Diese freilich konnten und durften nicht fallen. Immerhin hatte die Task-Force knappe vier Monate vor der Nationalratswahl ihre Arbeit aufgenommen, und die Umfragen signalisierten den regierenden Parteien SPÖ und ÖVP keine berauschenden Zahlen. Also wurden wieder Milliarden über die Pack geschickt und Entscheidungen aufgeschoben.
Nach den Wahlen ist vor den Wahlen. Noch immer wird gerechnet, wenn auch unter erheblichem Zeitdruck. Spindelegger lässt sich nun vom deutschen Finanzexperten Dirk Notheis beraten. Der Mann verantwortete 2009 bei Morgan Stanley die Aufträge im deutschsprachigen Raum. Und das war jenes Unternehmen, welches die Bayerische Landesbank beim Ausstieg aus der Hypo auf ihrer Seite hatte.

Es passt ins Bild.

+++ Lesen Sie hier: Auch die Bayern wurden mit der Kärntner Bank nicht glücklich. Sie verloren mehrere Milliarden Euro +++

DIE BANKER

Wolfgang Kulterer
Haiders Banker „gegen die Wiener Bankenlobby“ startete den Expansionskurs der Hypo in den südosteuropäischen Raum. Das Land bürgte für seinen Kurs.

Tilo Berlin
Der von der Bayerischen Landesbank 2007 inthronisierte Vorstand trieb die Bilanz der Hypo nach oben und lieferte vor allem wolkige Prognosen, auf die wiederum die Nationalbank zurückgriff.

Franz Pinkl
Der Kurzzeit-Vorstand zwischen 2009 und 2010 leistete Aufarbeitung: Unter seiner Ägide wurde das volle Ausmaß der faulen Kredite publik.

Gottwald Kranebitter
Der 2010 als Vorstand berufene Wirtschaftsprüfer leistete Abbauarbeit, sah sich aber aber von Finanzministerin Maria Fekter torpediert und nahm 2013 seinen Hut.

Alexander Picker
Der amtierende Vorstand versprüht Optimismus: Seinen Berechnungen zufolge hat der Steuerzahler mit maximal vier Milliarden Euro zu rechnen.

DIE LANDESHAUPTLEUTE

Jörg Haider (†)
Unter seinem Einfluss blähten sich die Haftungen des Landes für die Hypo auf über 26 Milliarden Euro auf.

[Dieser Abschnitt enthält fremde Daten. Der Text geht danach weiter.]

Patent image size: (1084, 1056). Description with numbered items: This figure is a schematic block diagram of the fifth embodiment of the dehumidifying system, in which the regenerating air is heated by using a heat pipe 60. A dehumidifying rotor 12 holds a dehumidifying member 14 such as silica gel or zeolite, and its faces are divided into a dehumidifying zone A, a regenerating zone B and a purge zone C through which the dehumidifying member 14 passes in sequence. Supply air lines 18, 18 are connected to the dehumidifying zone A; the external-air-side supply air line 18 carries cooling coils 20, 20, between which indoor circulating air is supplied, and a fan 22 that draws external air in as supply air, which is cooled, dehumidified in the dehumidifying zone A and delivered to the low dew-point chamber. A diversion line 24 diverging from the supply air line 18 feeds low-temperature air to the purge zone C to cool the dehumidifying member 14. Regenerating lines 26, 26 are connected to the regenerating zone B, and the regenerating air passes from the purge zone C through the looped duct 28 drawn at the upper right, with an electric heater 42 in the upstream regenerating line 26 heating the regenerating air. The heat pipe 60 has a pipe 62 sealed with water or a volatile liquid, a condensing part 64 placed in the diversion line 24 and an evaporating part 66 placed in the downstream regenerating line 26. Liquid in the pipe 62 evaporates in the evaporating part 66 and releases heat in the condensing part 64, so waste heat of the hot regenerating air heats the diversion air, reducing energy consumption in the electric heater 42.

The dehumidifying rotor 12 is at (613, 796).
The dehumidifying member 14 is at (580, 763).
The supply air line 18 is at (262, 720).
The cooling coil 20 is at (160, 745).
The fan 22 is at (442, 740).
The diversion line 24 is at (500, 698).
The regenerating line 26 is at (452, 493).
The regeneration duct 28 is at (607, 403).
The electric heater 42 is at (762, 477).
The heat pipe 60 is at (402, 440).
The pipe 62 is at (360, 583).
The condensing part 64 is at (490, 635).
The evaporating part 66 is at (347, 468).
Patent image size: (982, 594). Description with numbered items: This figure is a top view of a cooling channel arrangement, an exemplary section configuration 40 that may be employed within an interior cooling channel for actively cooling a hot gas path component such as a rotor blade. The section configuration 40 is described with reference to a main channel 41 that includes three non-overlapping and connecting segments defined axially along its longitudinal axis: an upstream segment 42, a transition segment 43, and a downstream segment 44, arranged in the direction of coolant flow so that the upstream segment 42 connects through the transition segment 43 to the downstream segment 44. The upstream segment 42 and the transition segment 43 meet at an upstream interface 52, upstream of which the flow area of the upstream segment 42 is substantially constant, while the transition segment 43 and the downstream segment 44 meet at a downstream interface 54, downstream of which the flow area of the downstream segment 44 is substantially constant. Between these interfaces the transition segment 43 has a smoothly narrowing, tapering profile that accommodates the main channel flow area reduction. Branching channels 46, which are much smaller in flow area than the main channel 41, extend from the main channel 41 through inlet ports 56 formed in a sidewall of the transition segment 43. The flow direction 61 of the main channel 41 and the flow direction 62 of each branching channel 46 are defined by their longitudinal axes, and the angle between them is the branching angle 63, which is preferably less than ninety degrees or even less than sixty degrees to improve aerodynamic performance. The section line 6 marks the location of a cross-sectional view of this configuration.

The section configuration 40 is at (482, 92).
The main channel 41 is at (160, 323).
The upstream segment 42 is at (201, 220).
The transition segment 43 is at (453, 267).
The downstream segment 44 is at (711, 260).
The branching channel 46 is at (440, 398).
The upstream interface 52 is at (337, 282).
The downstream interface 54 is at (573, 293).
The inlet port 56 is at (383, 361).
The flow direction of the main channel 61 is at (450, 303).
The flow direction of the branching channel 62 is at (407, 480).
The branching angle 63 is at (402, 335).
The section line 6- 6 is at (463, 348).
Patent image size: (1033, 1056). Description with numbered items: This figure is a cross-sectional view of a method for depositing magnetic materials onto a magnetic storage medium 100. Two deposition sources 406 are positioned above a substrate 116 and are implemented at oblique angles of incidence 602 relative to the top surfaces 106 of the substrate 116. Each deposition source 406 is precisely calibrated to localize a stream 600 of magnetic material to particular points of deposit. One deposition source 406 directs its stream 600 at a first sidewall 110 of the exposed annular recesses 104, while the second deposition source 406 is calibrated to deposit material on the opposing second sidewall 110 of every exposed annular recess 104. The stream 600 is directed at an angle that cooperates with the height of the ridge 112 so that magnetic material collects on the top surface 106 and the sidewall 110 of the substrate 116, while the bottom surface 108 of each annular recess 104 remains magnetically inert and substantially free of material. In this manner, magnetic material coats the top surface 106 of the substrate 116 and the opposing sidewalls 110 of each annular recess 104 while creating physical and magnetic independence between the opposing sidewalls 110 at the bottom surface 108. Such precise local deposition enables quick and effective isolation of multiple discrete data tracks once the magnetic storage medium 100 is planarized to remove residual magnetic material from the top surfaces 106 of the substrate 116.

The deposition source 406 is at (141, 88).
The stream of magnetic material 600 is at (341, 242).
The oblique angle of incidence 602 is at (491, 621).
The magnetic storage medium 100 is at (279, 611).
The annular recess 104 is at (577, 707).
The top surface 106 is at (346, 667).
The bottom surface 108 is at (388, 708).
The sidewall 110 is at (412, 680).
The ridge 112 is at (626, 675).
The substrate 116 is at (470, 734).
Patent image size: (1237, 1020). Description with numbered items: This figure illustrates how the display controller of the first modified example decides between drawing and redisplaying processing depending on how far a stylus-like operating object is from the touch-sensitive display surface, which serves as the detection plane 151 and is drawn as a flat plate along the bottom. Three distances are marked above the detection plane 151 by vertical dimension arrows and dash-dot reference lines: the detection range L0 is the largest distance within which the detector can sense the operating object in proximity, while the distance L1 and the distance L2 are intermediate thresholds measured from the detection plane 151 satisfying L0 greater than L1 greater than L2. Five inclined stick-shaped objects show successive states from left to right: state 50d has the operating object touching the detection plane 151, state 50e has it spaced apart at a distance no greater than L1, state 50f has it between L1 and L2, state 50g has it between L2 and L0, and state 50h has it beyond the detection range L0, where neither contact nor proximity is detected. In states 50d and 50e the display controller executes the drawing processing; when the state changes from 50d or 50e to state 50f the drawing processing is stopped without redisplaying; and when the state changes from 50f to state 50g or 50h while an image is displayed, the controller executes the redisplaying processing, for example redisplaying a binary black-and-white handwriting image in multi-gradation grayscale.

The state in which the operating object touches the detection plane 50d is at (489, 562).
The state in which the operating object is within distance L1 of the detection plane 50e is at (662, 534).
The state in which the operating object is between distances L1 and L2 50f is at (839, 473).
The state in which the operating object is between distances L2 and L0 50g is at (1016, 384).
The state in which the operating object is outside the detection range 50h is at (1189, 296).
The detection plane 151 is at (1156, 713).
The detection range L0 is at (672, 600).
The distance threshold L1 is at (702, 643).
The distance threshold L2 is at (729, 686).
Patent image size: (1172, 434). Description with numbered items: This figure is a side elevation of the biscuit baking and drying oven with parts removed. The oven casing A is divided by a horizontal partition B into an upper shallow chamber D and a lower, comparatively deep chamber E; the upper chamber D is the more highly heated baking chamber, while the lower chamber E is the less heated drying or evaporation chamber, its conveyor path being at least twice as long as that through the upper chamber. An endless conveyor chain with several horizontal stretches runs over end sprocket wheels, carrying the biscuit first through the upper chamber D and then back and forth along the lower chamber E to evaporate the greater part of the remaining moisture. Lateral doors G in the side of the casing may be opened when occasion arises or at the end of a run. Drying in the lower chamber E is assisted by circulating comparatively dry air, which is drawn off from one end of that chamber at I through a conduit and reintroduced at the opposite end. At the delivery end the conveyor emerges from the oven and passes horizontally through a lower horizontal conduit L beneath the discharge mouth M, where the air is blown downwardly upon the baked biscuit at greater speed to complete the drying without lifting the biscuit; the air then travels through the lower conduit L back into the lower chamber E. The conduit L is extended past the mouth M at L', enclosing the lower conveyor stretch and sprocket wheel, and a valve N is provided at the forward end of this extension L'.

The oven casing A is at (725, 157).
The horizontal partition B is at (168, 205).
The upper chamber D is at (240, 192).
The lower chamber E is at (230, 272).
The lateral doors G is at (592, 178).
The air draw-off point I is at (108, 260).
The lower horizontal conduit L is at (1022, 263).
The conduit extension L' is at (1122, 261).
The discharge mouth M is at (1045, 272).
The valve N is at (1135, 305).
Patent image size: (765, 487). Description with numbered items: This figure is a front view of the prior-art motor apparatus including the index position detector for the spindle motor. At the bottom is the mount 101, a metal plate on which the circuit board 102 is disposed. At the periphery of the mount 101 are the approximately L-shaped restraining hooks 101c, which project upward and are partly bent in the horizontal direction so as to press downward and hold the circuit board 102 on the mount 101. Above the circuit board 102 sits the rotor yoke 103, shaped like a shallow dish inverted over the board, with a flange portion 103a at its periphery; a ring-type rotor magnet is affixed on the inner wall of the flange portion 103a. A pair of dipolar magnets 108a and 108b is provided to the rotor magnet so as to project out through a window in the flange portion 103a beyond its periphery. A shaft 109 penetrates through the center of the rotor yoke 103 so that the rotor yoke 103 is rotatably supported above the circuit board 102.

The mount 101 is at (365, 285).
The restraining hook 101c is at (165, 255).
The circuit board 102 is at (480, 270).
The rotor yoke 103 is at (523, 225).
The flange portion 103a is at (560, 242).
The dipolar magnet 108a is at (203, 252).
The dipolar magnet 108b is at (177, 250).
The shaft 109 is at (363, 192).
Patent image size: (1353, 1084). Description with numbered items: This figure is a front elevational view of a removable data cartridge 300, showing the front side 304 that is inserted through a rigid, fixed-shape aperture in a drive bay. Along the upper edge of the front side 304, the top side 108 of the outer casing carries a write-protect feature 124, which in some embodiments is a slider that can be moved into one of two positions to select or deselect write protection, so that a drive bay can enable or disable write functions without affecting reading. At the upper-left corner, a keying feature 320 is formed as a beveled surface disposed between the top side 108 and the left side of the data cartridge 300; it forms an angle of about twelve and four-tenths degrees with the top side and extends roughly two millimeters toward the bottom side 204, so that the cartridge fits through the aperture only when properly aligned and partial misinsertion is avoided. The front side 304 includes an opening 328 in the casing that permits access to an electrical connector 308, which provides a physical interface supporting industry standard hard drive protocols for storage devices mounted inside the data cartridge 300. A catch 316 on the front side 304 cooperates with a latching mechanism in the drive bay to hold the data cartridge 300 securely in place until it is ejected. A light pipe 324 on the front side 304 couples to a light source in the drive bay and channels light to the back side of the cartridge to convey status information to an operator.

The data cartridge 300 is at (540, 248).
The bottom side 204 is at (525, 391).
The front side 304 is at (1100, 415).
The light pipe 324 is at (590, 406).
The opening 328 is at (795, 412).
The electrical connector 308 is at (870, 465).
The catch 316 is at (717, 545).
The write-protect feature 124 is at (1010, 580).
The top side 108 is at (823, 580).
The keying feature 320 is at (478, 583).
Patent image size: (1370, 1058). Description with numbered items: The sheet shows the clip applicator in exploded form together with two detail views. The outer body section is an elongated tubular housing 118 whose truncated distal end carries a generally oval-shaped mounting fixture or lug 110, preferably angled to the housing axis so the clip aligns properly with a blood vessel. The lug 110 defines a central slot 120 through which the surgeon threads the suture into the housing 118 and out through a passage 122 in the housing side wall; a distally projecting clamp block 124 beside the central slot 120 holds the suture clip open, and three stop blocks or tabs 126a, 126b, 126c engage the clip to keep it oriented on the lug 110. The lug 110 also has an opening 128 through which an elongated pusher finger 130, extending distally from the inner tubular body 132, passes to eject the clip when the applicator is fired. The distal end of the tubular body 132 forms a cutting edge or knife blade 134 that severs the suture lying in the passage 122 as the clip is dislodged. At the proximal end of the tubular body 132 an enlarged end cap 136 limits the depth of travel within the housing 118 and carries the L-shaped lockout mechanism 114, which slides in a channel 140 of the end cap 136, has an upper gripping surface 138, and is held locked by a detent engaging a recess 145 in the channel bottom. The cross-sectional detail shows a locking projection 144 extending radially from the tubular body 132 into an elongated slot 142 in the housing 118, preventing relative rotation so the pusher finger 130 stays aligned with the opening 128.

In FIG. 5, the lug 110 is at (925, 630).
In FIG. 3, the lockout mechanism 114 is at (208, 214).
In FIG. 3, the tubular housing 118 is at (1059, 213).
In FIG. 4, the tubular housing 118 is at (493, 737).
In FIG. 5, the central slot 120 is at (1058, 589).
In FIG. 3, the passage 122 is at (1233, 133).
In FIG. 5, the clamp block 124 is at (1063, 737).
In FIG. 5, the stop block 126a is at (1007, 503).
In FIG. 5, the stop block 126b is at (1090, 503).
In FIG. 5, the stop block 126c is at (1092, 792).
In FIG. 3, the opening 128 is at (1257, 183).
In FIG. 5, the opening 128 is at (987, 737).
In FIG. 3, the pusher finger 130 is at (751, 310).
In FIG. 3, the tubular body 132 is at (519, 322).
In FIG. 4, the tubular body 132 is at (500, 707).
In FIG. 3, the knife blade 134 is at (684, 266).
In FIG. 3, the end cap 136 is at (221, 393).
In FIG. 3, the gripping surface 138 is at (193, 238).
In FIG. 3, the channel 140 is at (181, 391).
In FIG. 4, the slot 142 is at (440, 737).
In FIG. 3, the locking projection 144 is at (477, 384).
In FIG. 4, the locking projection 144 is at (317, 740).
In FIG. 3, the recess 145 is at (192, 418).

Seine Regierung gab allen Ernstes vor, dafür geradestehen zu können.

Gerhad Dörfler
Der nach dem plötzlichen Ableben Haiders zum Landeshauptmann avancierte Politiker machte sich um die Hypo nicht allzuviel Kopfzerbrechen.

Peter Kaiser
Der seit 2013 amtierende SPÖ-Landeshauptmann kämpft mit dem Erbe seiner Vorgänger.

DIE FINANZMINISTER

Karl-Heinz Grasser
Der zwischen 2000 und 2006 amtierende Finanzminister verschwendete keinen Gedanken an mögliche Konsequenzen der ausufernden Verbindlichkeiten für die Landesbanken.

Wilhelm Molterer
Kam, sah und ging. Er war zu kurz im Amt, um die dräuende Gefahr der Hypo zu erkennen.

Josef Pröll
Unter seiner Ägide wurde die Hypo 2009 verstaatlicht – „alternativlos“, wie er sagte, zugleich dilettantisch und ohne internationales Know-how.

Maria Fekter
Ging die Abwicklung der Hypo ab ihrem Amtsantritt 2011 gemächlich an. Weder die EU noch Vorschläge des Bankmanagements oder der Task-Force konnten die Ministerin zum Handeln bewegen.

Michael Spindelegger
Der neue Finanzminister will endlich Tatkraft beweisen und strapaziert die Geduld der Finanzmärkte mit ständig neuen Aussagen über eine Insolvenz der Hypo oder einen Schuldenschnitt der Gläubiger.